Triste é o lamento de não poder nem se despedir
GERALDO RODRIGUES – Os três falecidos foram meus clientes e amigos. Conheci o casal João Gomes e Laudelina quando ainda eram solteiros. Portanto, os considerava membros de nossa família representada por toda a comunidade do Engenho do Ribeiro.
O casal foi meu cliente desde a década de 70, quando iniciei minha atividade comercial com uma vendinha na roça em minha propriedade rural. O João Gomes trabalhou para mim em passado bem recente prestando serviços na roça depois de aposentado.
A perda dessa família deixou um vazio enorme na comunidade. Eles foram peças importantes em nosso contexto social.
Ao que parece, até então a maioria dos moradores não estava levando muito a sério as medidas de segurança. A partir da morte de Ângela – nossa primeira conterrânea a perder a vida acometida pela Covid-19 – a comunidade do Engenho começou a se tocar. As aglomerações na praça diminuíram significativamente.
Agora, com esta tragédia, as máscaras que andavam no bolso e no pescoço estão cobrindo o nariz. Foi o que hoje pude observar. Antes o pessoal usava máscara apenas para entrar nos estabelecimentos onde o rigor exige. O mais triste é o lamento de não poder nem se despedir dos falecidos, fato esse que aumenta a angustia e o pesar de amigos e familiares.

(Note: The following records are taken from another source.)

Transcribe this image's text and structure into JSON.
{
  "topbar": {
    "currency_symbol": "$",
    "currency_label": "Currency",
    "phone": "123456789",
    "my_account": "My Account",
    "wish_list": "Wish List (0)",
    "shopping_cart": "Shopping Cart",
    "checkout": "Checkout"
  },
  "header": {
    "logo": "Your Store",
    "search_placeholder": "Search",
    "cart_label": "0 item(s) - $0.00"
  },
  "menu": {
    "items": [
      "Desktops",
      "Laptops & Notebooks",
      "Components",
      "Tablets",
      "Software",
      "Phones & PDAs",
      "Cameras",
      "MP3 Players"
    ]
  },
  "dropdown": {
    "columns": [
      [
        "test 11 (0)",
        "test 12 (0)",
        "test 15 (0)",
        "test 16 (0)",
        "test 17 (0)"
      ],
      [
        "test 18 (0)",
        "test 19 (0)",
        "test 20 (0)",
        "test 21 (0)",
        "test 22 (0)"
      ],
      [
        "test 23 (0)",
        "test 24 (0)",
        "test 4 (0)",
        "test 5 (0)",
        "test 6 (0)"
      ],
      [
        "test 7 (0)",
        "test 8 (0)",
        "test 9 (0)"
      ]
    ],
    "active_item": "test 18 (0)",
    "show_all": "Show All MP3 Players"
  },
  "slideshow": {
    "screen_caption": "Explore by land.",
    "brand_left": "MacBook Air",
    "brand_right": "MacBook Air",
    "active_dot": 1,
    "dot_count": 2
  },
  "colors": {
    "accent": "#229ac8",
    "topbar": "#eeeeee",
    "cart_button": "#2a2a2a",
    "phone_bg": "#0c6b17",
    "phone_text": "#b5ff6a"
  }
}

Essas perdas representam um grande alerta para a população. Um verdadeiro puxão de orelha na comunidade inteira. A morte desses amigos deve ser tomada como exemplo para que os mais desavisados se toquem da dimensão e gravidade desta pandemia.
Mortes trágicas como da família Gomes espelham a triste realidade que enfrentamos.
Estou isolado desde março do ano passado. Nunca tive férias na vida, exceto algumas vezes em que fui hospitalizado. Desde minha tenra idade trabalhei interruptamente. Agora estou numas férias forçadas. Jamais imaginei passar por momentos tão difíceis.
Levantar de manhã e não fazer nada é a tarefa mais difícil que enfrentei na vida. Louvo a Deus pelos filhos que tenho. Eles trabalham com afinco e cuidam de mim e de minha esposa com toda dedicação.
Em meus 78 anos vividos eu só tomei conhecimento de tragédias epidêmicas através da tradição histórica. Quando os sepultamentos eram transladados nos ombros dos moradores ao cemitério em Bom Despacho, ocorreu no povoado da Extrema um surto de febre tifóide. Morreram tantas pessoas que por fim não estava sobrando gente para levar os mortos.
Espero que quando tudo isso passar possa haver uma reforma universal abrangendo as questões sociais com mais humanismo. Sempre após uma guerra ocorrem grandes mudanças de hábitos e comportamentos humanos. Assim, espero que, passada essa trágica epidemia – a maior guerra viral já conhecida, sem nenhum estampido de bombas – as grandes potências mundiais a tomem como verdadeiro puxão de orelha do comandante maior, nosso criador, Deus onipotente e todo poderoso, e não a transformem numa torre de Babel, para que possam falar a mesma língua com a linguagem do coração, para o bem da humanidade.
Eu acredito que muitos dos hábitos trazidos pela pandemia serão incorporados nos comportamentos sociais. As questões de higiene, o hábito do uso de máscara, o álcool gel, são lições proveitosas deste aprendizado que, querendo ou não, o destino nos enfiou goela abaixo.